Certains gestes méritent d’être évités ou encadrés : torsions rapides, étirements forcés, charges lourdes au-dessus de la tête, hyperextensions lombaires répétées, abdominaux réalisés en tirant sur la nuque, sports ou exercices qui accentuent systématiquement une asymétrie douloureuse. Cela ne signifie pas qu’une personne avec scoliose doit renoncer au sport, mais que la technique, la récupération et l’équilibre musculaire deviennent prioritaires.

Il faut demander un avis médical en cas de scoliose diagnostiquée chez un enfant, d’aggravation visible de l’asymétrie, de douleur persistante, de gibbosité marquée, de perte de force, de fourmillements, de gêne respiratoire ou de doute sur les exercices à réaliser.
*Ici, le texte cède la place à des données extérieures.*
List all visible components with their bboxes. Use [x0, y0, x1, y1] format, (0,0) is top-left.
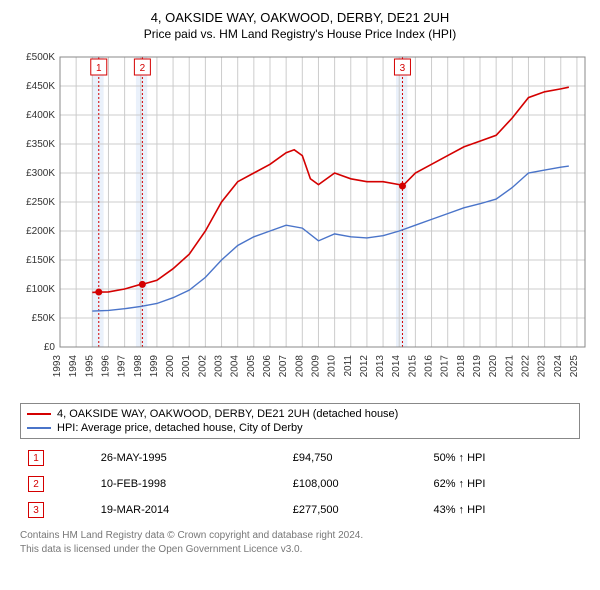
svg-text:£350K: £350K: [26, 139, 55, 150]
svg-text:2008: 2008: [294, 355, 305, 378]
marker-delta: 62% ↑ HPI: [425, 471, 580, 497]
svg-text:2002: 2002: [197, 355, 208, 378]
chart-title-line2: Price paid vs. HM Land Registry's House …: [10, 27, 590, 41]
svg-text:2017: 2017: [440, 355, 451, 378]
sale-markers-table: 1 26-MAY-1995£94,75050% ↑ HPI 2 10-FEB-1998…: [20, 445, 580, 523]
svg-text:1996: 1996: [100, 355, 111, 378]
legend-label: HPI: Average price, detached house, City…: [57, 422, 303, 434]
svg-text:£100K: £100K: [26, 284, 55, 295]
footnote-line2: This data is licensed under the Open Gov…: [20, 543, 580, 557]
svg-text:1995: 1995: [84, 355, 95, 378]
svg-text:2015: 2015: [407, 355, 418, 378]
svg-text:1993: 1993: [52, 355, 63, 378]
svg-text:1: 1: [96, 63, 102, 74]
marker-date: 19-MAR-2014: [93, 497, 285, 523]
svg-text:£300K: £300K: [26, 168, 55, 179]
marker-price: £108,000: [285, 471, 426, 497]
footnote-line1: Contains HM Land Registry data © Crown c…: [20, 529, 580, 543]
svg-text:2021: 2021: [504, 355, 515, 378]
svg-text:1997: 1997: [117, 355, 128, 378]
svg-text:2: 2: [140, 63, 146, 74]
marker-date: 26-MAY-1995: [93, 445, 285, 471]
marker-date: 10-FEB-1998: [93, 471, 285, 497]
svg-text:2018: 2018: [456, 355, 467, 378]
marker-row: 1 26-MAY-1995£94,75050% ↑ HPI: [20, 445, 580, 471]
price-chart: £0 £50K £100K £150K £200K £250K £300K £350K £400…: [10, 47, 590, 397]
svg-text:3: 3: [400, 63, 406, 74]
marker-row: 2 10-FEB-1998£108,00062% ↑ HPI: [20, 471, 580, 497]
marker-delta: 50% ↑ HPI: [425, 445, 580, 471]
legend-swatch: [27, 413, 51, 415]
svg-text:2020: 2020: [488, 355, 499, 378]
marker-price: £277,500: [285, 497, 426, 523]
svg-text:£150K: £150K: [26, 255, 55, 266]
marker-badge: 3: [28, 502, 44, 518]
svg-text:2022: 2022: [520, 355, 531, 378]
svg-text:2024: 2024: [553, 355, 564, 378]
marker-badge: 1: [28, 450, 44, 466]
marker-price: £94,750: [285, 445, 426, 471]
legend-item: 4, OAKSIDE WAY, OAKWOOD, DERBY, DE21 2UH…: [27, 407, 573, 421]
svg-text:2013: 2013: [375, 355, 386, 378]
svg-text:2025: 2025: [569, 355, 580, 378]
marker-delta: 43% ↑ HPI: [425, 497, 580, 523]
svg-text:2019: 2019: [472, 355, 483, 378]
svg-text:2004: 2004: [230, 355, 241, 378]
svg-text:1999: 1999: [149, 355, 160, 378]
svg-text:2009: 2009: [310, 355, 321, 378]
svg-text:£200K: £200K: [26, 226, 55, 237]
svg-text:2016: 2016: [424, 355, 435, 378]
legend-swatch: [27, 427, 51, 429]
svg-text:1994: 1994: [68, 355, 79, 378]
svg-text:£500K: £500K: [26, 52, 55, 63]
footnote: Contains HM Land Registry data © Crown c…: [20, 529, 580, 556]
legend-label: 4, OAKSIDE WAY, OAKWOOD, DERBY, DE21 2UH…: [57, 408, 398, 420]
svg-text:2005: 2005: [246, 355, 257, 378]
marker-row: 3 19-MAR-2014£277,50043% ↑ HPI: [20, 497, 580, 523]
svg-text:2001: 2001: [181, 355, 192, 378]
svg-text:2000: 2000: [165, 355, 176, 378]
svg-text:£250K: £250K: [26, 197, 55, 208]
svg-text:2023: 2023: [537, 355, 548, 378]
legend: 4, OAKSIDE WAY, OAKWOOD, DERBY, DE21 2UH…: [20, 403, 580, 439]
svg-text:2003: 2003: [214, 355, 225, 378]
svg-text:£50K: £50K: [32, 313, 56, 324]
svg-text:£0: £0: [44, 342, 56, 353]
marker-badge: 2: [28, 476, 44, 492]
chart-title-line1: 4, OAKSIDE WAY, OAKWOOD, DERBY, DE21 2UH: [10, 10, 590, 25]
chart-title-block: 4, OAKSIDE WAY, OAKWOOD, DERBY, DE21 2UH…: [10, 10, 590, 41]
legend-item: HPI: Average price, detached house, City…: [27, 421, 573, 435]
svg-text:2010: 2010: [327, 355, 338, 378]
svg-text:2007: 2007: [278, 355, 289, 378]
svg-text:£400K: £400K: [26, 110, 55, 121]
svg-text:2006: 2006: [262, 355, 273, 378]
svg-text:2014: 2014: [391, 355, 402, 378]
chart-container: £0 £50K £100K £150K £200K £250K £300K £350K £400…: [10, 47, 590, 397]
svg-text:1998: 1998: [133, 355, 144, 378]
svg-text:2012: 2012: [359, 355, 370, 378]
svg-text:2011: 2011: [343, 355, 354, 377]
svg-text:£450K: £450K: [26, 81, 55, 92]
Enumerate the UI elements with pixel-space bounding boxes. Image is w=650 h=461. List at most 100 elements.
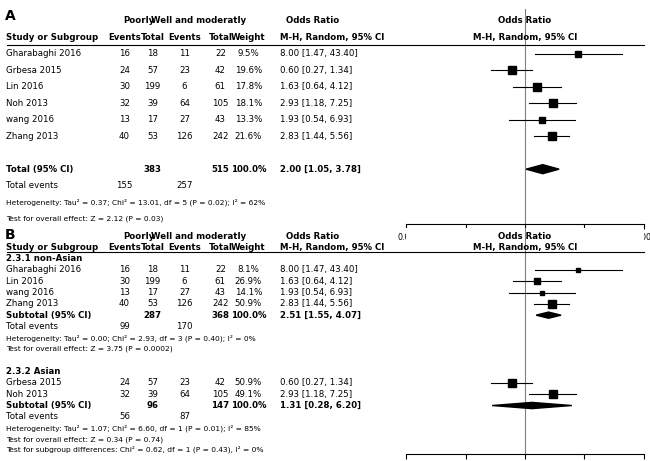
- Text: Grbesa 2015: Grbesa 2015: [6, 66, 62, 75]
- Text: 24: 24: [119, 378, 130, 387]
- Text: 43: 43: [215, 115, 226, 124]
- Text: wang 2016: wang 2016: [6, 288, 55, 297]
- Text: 17.8%: 17.8%: [235, 82, 262, 91]
- Text: Total: Total: [209, 33, 232, 42]
- Text: 57: 57: [147, 378, 158, 387]
- Text: Heterogeneity: Tau² = 1.07; Chi² = 6.60, df = 1 (P = 0.01); I² = 85%: Heterogeneity: Tau² = 1.07; Chi² = 6.60,…: [6, 425, 261, 432]
- Text: 27: 27: [179, 288, 190, 297]
- Text: 42: 42: [215, 66, 226, 75]
- Text: Gharabaghi 2016: Gharabaghi 2016: [6, 266, 82, 274]
- Text: 100.0%: 100.0%: [231, 401, 266, 410]
- Text: 199: 199: [144, 82, 161, 91]
- Text: 16: 16: [119, 266, 130, 274]
- Text: 18: 18: [147, 266, 158, 274]
- Text: 0.60 [0.27, 1.34]: 0.60 [0.27, 1.34]: [280, 66, 352, 75]
- Text: Test for overall effect: Z = 3.75 (P = 0.0002): Test for overall effect: Z = 3.75 (P = 0…: [6, 346, 174, 352]
- Text: Heterogeneity: Tau² = 0.37; Chi² = 13.01, df = 5 (P = 0.02); I² = 62%: Heterogeneity: Tau² = 0.37; Chi² = 13.01…: [6, 198, 266, 206]
- Text: 26.9%: 26.9%: [235, 277, 262, 286]
- Text: 39: 39: [147, 99, 158, 108]
- Text: 61: 61: [215, 82, 226, 91]
- Text: 27: 27: [179, 115, 190, 124]
- Text: 23: 23: [179, 378, 190, 387]
- Text: Poorly: Poorly: [123, 16, 154, 25]
- Text: Total: Total: [209, 243, 232, 252]
- Text: 147: 147: [211, 401, 229, 410]
- Text: 11: 11: [179, 49, 190, 58]
- Text: 6: 6: [181, 82, 187, 91]
- Text: Gharabaghi 2016: Gharabaghi 2016: [6, 49, 82, 58]
- Text: 24: 24: [119, 66, 130, 75]
- Text: 11: 11: [179, 266, 190, 274]
- Text: Subtotal (95% CI): Subtotal (95% CI): [6, 311, 92, 319]
- Text: Subtotal (95% CI): Subtotal (95% CI): [6, 401, 92, 410]
- Text: 2.83 [1.44, 5.56]: 2.83 [1.44, 5.56]: [280, 299, 352, 308]
- Text: 13: 13: [119, 115, 130, 124]
- Text: Weight: Weight: [231, 33, 266, 42]
- Text: 1.31 [0.28, 6.20]: 1.31 [0.28, 6.20]: [280, 401, 361, 410]
- Text: Test for subgroup differences: Chi² = 0.62, df = 1 (P = 0.43), I² = 0%: Test for subgroup differences: Chi² = 0.…: [6, 445, 264, 453]
- Text: 40: 40: [119, 132, 130, 141]
- Text: 19.6%: 19.6%: [235, 66, 262, 75]
- Text: A: A: [5, 9, 15, 23]
- Text: 17: 17: [147, 115, 158, 124]
- Text: M-H, Random, 95% CI: M-H, Random, 95% CI: [280, 243, 385, 252]
- Text: Test for overall effect: Z = 0.34 (P = 0.74): Test for overall effect: Z = 0.34 (P = 0…: [6, 436, 164, 443]
- Text: 18.1%: 18.1%: [235, 99, 262, 108]
- Text: 0.60 [0.27, 1.34]: 0.60 [0.27, 1.34]: [280, 378, 352, 387]
- Text: Study or Subgroup: Study or Subgroup: [6, 33, 99, 42]
- Text: Weight: Weight: [231, 243, 266, 252]
- Text: 105: 105: [212, 390, 229, 399]
- Text: 515: 515: [211, 165, 229, 174]
- Text: Lin 2016: Lin 2016: [6, 82, 44, 91]
- Text: 2.00 [1.05, 3.78]: 2.00 [1.05, 3.78]: [280, 165, 361, 174]
- Text: 2.93 [1.18, 7.25]: 2.93 [1.18, 7.25]: [280, 99, 352, 108]
- Text: 8.00 [1.47, 43.40]: 8.00 [1.47, 43.40]: [280, 49, 358, 58]
- Text: Odds Ratio: Odds Ratio: [286, 231, 339, 241]
- Text: Odds Ratio: Odds Ratio: [499, 16, 551, 25]
- Text: 126: 126: [176, 132, 192, 141]
- Text: Noh 2013: Noh 2013: [6, 99, 49, 108]
- Text: 13.3%: 13.3%: [235, 115, 262, 124]
- Text: 2.3.2 Asian: 2.3.2 Asian: [6, 367, 61, 376]
- Text: 57: 57: [147, 66, 158, 75]
- Text: Events: Events: [168, 33, 201, 42]
- Text: Well and moderatly: Well and moderatly: [151, 16, 246, 25]
- Text: Heterogeneity: Tau² = 0.00; Chi² = 2.93, df = 3 (P = 0.40); I² = 0%: Heterogeneity: Tau² = 0.00; Chi² = 2.93,…: [6, 334, 256, 342]
- Text: Study or Subgroup: Study or Subgroup: [6, 243, 99, 252]
- Text: Events: Events: [168, 243, 201, 252]
- Text: 1.63 [0.64, 4.12]: 1.63 [0.64, 4.12]: [280, 82, 352, 91]
- Text: Grbesa 2015: Grbesa 2015: [6, 378, 62, 387]
- Text: 32: 32: [119, 390, 130, 399]
- Text: 50.9%: 50.9%: [235, 378, 262, 387]
- Text: 32: 32: [119, 99, 130, 108]
- Polygon shape: [492, 402, 572, 408]
- Text: 199: 199: [144, 277, 161, 286]
- Text: 61: 61: [215, 277, 226, 286]
- Text: Poorly: Poorly: [123, 231, 154, 241]
- Text: B: B: [5, 228, 15, 242]
- Text: 49.1%: 49.1%: [235, 390, 262, 399]
- Text: 43: 43: [215, 288, 226, 297]
- Text: 100.0%: 100.0%: [231, 311, 266, 319]
- Text: 242: 242: [212, 132, 229, 141]
- Text: 13: 13: [119, 288, 130, 297]
- Text: 1.93 [0.54, 6.93]: 1.93 [0.54, 6.93]: [280, 288, 352, 297]
- Text: 1.63 [0.64, 4.12]: 1.63 [0.64, 4.12]: [280, 277, 352, 286]
- Text: Total events: Total events: [6, 412, 58, 421]
- Text: Zhang 2013: Zhang 2013: [6, 132, 59, 141]
- Text: Zhang 2013: Zhang 2013: [6, 299, 59, 308]
- Text: 21.6%: 21.6%: [235, 132, 262, 141]
- Text: 23: 23: [179, 66, 190, 75]
- Text: 2.51 [1.55, 4.07]: 2.51 [1.55, 4.07]: [280, 311, 361, 319]
- Text: M-H, Random, 95% CI: M-H, Random, 95% CI: [473, 33, 577, 42]
- Text: Favours [control]: Favours [control]: [560, 260, 623, 267]
- Text: 30: 30: [119, 277, 130, 286]
- Text: Odds Ratio: Odds Ratio: [499, 231, 551, 241]
- Text: 100.0%: 100.0%: [231, 165, 266, 174]
- Text: Test for overall effect: Z = 2.12 (P = 0.03): Test for overall effect: Z = 2.12 (P = 0…: [6, 215, 164, 222]
- Text: Favours [experimental]: Favours [experimental]: [415, 260, 502, 267]
- Text: 99: 99: [119, 322, 130, 331]
- Text: 105: 105: [212, 99, 229, 108]
- Text: 2.93 [1.18, 7.25]: 2.93 [1.18, 7.25]: [280, 390, 352, 399]
- Text: 40: 40: [119, 299, 130, 308]
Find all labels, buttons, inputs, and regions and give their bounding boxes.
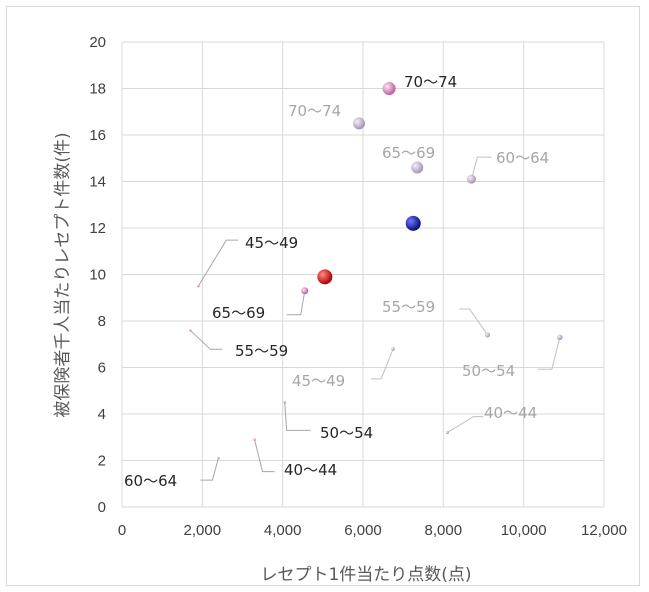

Un professionnel pourra mesurer l’évolution, tenir compte de l’angle de Cobb, proposer un programme adapté et vérifier si un corset ou un suivi spécialisé est nécessaire.

Le meilleur exercice pour scoliose est donc rarement un mouvement isolé. C’est une combinaison cohérente : mobilité pour garder de l’aisance, étirements pour réduire les tensions, renforcement pour stabiliser, respiration pour mieux organiser le tronc, et suivi professionnel pour choisir la bonne direction de travail.